Personal information – how things change

A practical point back in 2006 covered requests for personal information, following the Special Commissioner’s decision in Taylor v Bratherton (SpC 448). The taxpayer had appealed against an information notice requiring documents relating to personal expenditure on the grounds that the notice breached his rights under Art 8 of the ECHR rights guaranteed by the Human Rights Act.

The Special Commissioner set the information notice aside for the time being, saying: “It appeared to me, even disregarding the provision of Art 8, that the inspector’s request was intrusive and that the taxpayer should not be required to divulge details of personal expenditure if that could be avoided.”

HMRC powers to obtain information and documents since increased from 1 April 2009 (Sch 36, FA 2009). However, there is still the protection of either the First-tier Tribunal (FTT) giving prior approval to the notice or the taxpayer having the right of appeal against an information notice if they consider the information not reasonably required. Clients should understand that denying access to personal documents because they contain evidence of diverted profits is not a sensible path to follow in terms of penalty reduction for cooperation.

If HMRC wishes to issue a third-party notice, it must obtain the agreement of the taxpayer, or it must apply to the FTT. If draft legislation for the Finance Bill 2020-21 is enacted, this will change from Royal Assent in respect of a financial institution notice (FIN).
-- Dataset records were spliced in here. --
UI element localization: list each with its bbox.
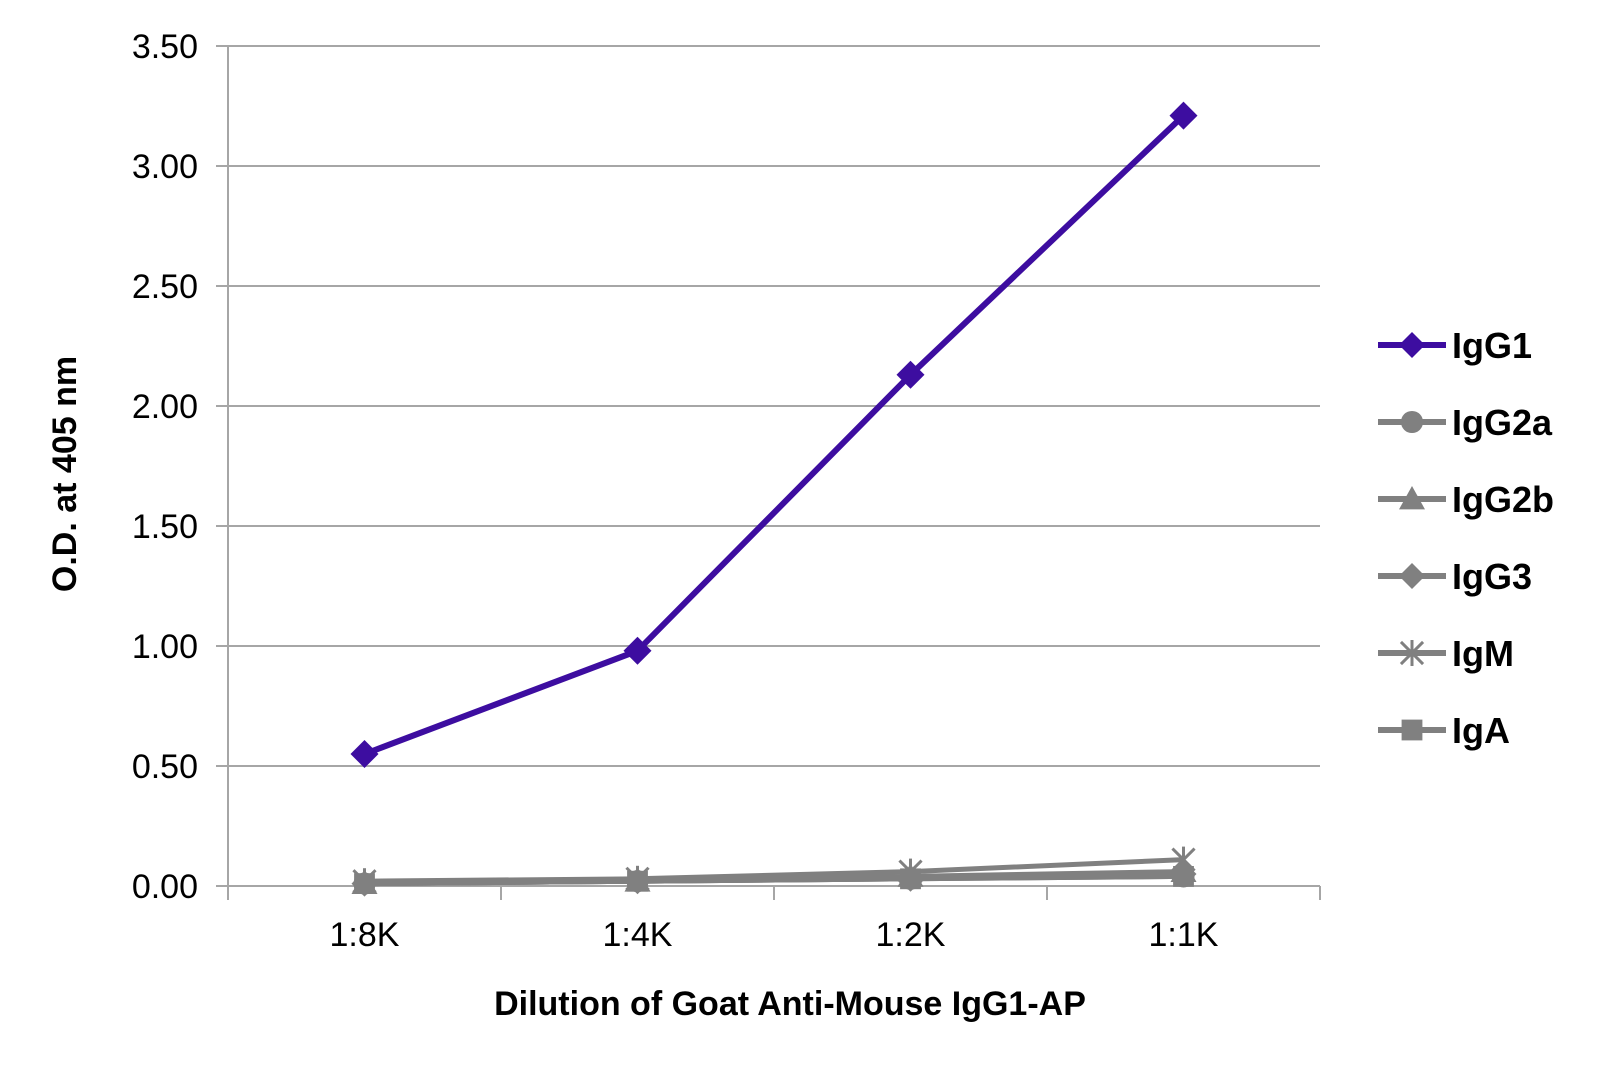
data-point <box>627 870 648 892</box>
y-tick-label: 3.00 <box>132 148 198 186</box>
series-iga <box>354 866 1194 894</box>
data-point <box>354 873 375 894</box>
legend: IgG1 IgG2a IgG2b IgG3 IgM IgA <box>1378 325 1554 751</box>
series-line <box>363 113 1186 757</box>
legend-item-igg2b: IgG2b <box>1378 479 1554 520</box>
legend-item-igg2a: IgG2a <box>1378 402 1553 443</box>
legend-label: IgG2a <box>1452 402 1553 443</box>
y-tick-label: 1.50 <box>132 508 198 546</box>
series-line <box>364 873 1184 887</box>
x-axis-title: Dilution of Goat Anti-Mouse IgG1-AP <box>494 985 1086 1023</box>
y-tick-label: 3.50 <box>132 28 198 66</box>
y-tick-label: 0.50 <box>132 748 198 786</box>
legend-item-igg3: IgG3 <box>1378 556 1532 597</box>
legend-label: IgA <box>1452 710 1510 751</box>
x-tick-label: 1:1K <box>1149 916 1219 954</box>
legend-label: IgG3 <box>1452 556 1532 597</box>
y-tick-label: 2.00 <box>132 388 198 426</box>
x-tick-label: 1:4K <box>603 916 673 954</box>
legend-marker <box>1399 563 1425 589</box>
data-point <box>1169 101 1198 130</box>
x-tick-label: 1:8K <box>330 916 400 954</box>
legend-item-igm: IgM <box>1378 633 1514 674</box>
legend-marker <box>1400 410 1424 434</box>
x-tick-label: 1:2K <box>876 916 946 954</box>
y-tick-label: 2.50 <box>132 268 198 306</box>
y-axis-title: O.D. at 405 nm <box>46 356 84 592</box>
axes: 0.00 0.50 1.00 1.50 2.00 2.50 3.00 3.50 1:8K 1:4K… <box>132 28 1321 954</box>
legend-label: IgM <box>1452 633 1514 674</box>
series-igg1 <box>350 101 1198 768</box>
y-tick-label: 0.00 <box>132 868 198 906</box>
series <box>350 101 1198 897</box>
y-tick-label: 1.00 <box>132 628 198 666</box>
legend-item-igg1: IgG1 <box>1378 325 1532 366</box>
data-point <box>350 740 379 768</box>
data-point <box>1173 866 1194 887</box>
legend-marker <box>1399 486 1425 510</box>
data-point <box>896 360 925 389</box>
legend-marker <box>1399 332 1425 358</box>
legend-label: IgG1 <box>1452 325 1532 366</box>
data-point <box>623 636 652 665</box>
legend-marker <box>1401 719 1423 741</box>
data-point <box>900 868 921 890</box>
legend-item-iga: IgA <box>1378 710 1510 751</box>
legend-label: IgG2b <box>1452 479 1554 520</box>
legend-marker <box>1399 640 1425 666</box>
gridlines <box>216 45 1320 887</box>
The FIN will not require approval from the FTT or taxpayer before it can be issued to a financial institution to obtain third-party information or documents.

HMRC’s justification for the change is that it follows a recommendation from the OECD Global Forum that the UK ensures its procedure for accessing third-party information is in line with international standards.
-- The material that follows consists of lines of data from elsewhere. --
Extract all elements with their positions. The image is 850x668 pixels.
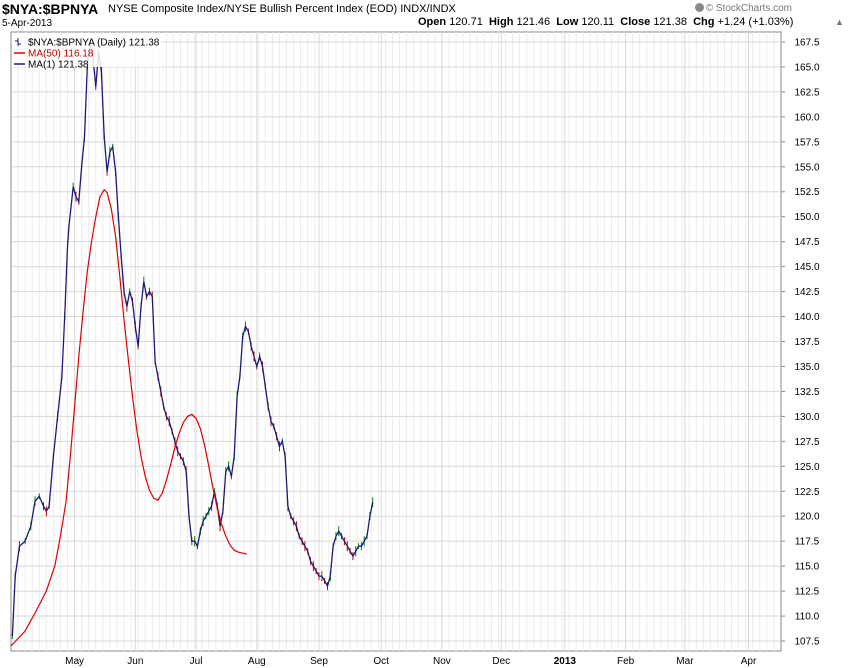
- x-tick-label: Aug: [248, 656, 266, 667]
- up-arrow-icon: ▲: [835, 17, 844, 27]
- chart-symbol: $NYA:$BPNYA: [2, 1, 99, 17]
- y-tick-label: 135.0: [794, 362, 819, 373]
- chg-value: +1.24 (+1.03%): [717, 16, 794, 28]
- logo-icon: [694, 3, 704, 12]
- chg-label: Chg: [693, 16, 715, 28]
- x-tick-label: Mar: [676, 656, 694, 667]
- quote-summary: Open 120.71 High 121.46 Low 120.11 Close…: [418, 16, 793, 28]
- y-tick-label: 167.5: [794, 37, 819, 48]
- y-tick-label: 117.5: [795, 537, 820, 548]
- x-tick-label: Nov: [433, 656, 451, 667]
- x-tick-label: Dec: [492, 656, 510, 667]
- legend-background: [12, 33, 162, 67]
- y-axis-labels: 107.5 110.0 112.5 115.0 117.5 120.0 122.5 125.0…: [794, 37, 819, 647]
- ma50-line: [10, 188, 248, 647]
- open-label: Open: [418, 16, 447, 28]
- ma1-line: [11, 41, 374, 637]
- x-tick-label: May: [65, 656, 84, 667]
- series-layer: [10, 37, 374, 647]
- y-tick-label: 137.5: [794, 337, 819, 348]
- low-value: 120.11: [581, 16, 615, 28]
- close-value: 121.38: [653, 16, 687, 28]
- y-tick-label: 152.5: [794, 187, 819, 198]
- high-label: High: [488, 16, 514, 28]
- x-tick-label: Feb: [617, 656, 635, 667]
- y-tick-label: 157.5: [794, 137, 819, 148]
- y-tick-label: 130.0: [794, 412, 819, 423]
- y-tick-label: 125.0: [794, 462, 819, 473]
- x-tick-label: Jun: [127, 656, 143, 667]
- stockcharts-logo[interactable]: © StockCharts.com: [694, 3, 792, 14]
- y-tick-label: 115.0: [795, 562, 820, 573]
- y-tick-label: 150.0: [794, 212, 819, 223]
- y-gridlines: [11, 41, 785, 642]
- high-value: 121.46: [516, 16, 551, 28]
- y-tick-label: 132.5: [794, 387, 819, 398]
- logo-text: © StockCharts.com: [705, 3, 792, 14]
- y-tick-label: 142.5: [794, 287, 819, 298]
- y-tick-label: 165.0: [794, 62, 819, 73]
- y-tick-label: 160.0: [794, 112, 819, 123]
- chart-date: 5-Apr-2013: [2, 18, 53, 29]
- low-label: Low: [556, 16, 579, 28]
- legend-label: MA(1) 121.38: [28, 60, 89, 71]
- y-tick-label: 145.0: [794, 262, 819, 273]
- x-axis-labels: May Jun Jul Aug Sep Oct Nov Dec 2013 Feb Mar Apr: [65, 656, 757, 667]
- legend-label: $NYA:$BPNYA (Daily) 121.38: [28, 38, 160, 49]
- y-tick-label: 122.5: [794, 487, 819, 498]
- open-value: 120.71: [449, 16, 483, 28]
- x-tick-label: Oct: [373, 656, 389, 667]
- y-tick-label: 120.0: [794, 512, 819, 523]
- y-tick-label: 155.0: [794, 162, 819, 173]
- close-label: Close: [620, 16, 651, 28]
- x-tick-label: Jul: [190, 656, 203, 667]
- x-tick-label: 2013: [554, 656, 577, 667]
- y-tick-label: 162.5: [794, 87, 819, 98]
- x-tick-label: Sep: [310, 656, 328, 667]
- y-tick-label: 147.5: [794, 237, 819, 248]
- legend-label: MA(50) 116.18: [28, 49, 94, 60]
- y-tick-label: 140.0: [794, 312, 819, 323]
- y-tick-label: 107.5: [794, 637, 819, 648]
- y-tick-label: 110.0: [795, 612, 820, 623]
- y-tick-label: 112.5: [795, 587, 820, 598]
- x-tick-label: Apr: [741, 656, 757, 667]
- chart-description: NYSE Composite Index/NYSE Bullish Percen…: [108, 3, 456, 15]
- y-tick-label: 127.5: [794, 437, 819, 448]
Clarity on tax legislation can take time and effort 

The Tax Faculty and its committees work hard to get early clarity on HMRC’s views of issues – often delivered exclusively to Tax Faculty members through our TAXguide series available on ICAEW’s website.

Of course, TAXline also provides updates on the latest thinking via practical points. When you see similar themes recurring more than 20 years apart, it shows just how difficult it can be to interpret the legislation.

Practical point 33 in the February 2000 issue of TAXline, contributed by Ken Monk of Grant Thornton, shared correspondence between the Association of British Insurers and the Capital Taxes Office concerning when an inheritance tax charge may arise on income drawdown from a pension policy because of a failure to exercise a right to take retirement benefits before death (ie, not purchasing an annuity) (see s3(3), IHTA 1984).

As reported in practical point 235 in the October 2020 issue of TAXline, the operation of s3(3) IHTA 1984 in relation to an omission to take income benefits from a pension was recently the subject of a Supreme Court judgement in HMRC v Parry [2020] UKSC 35.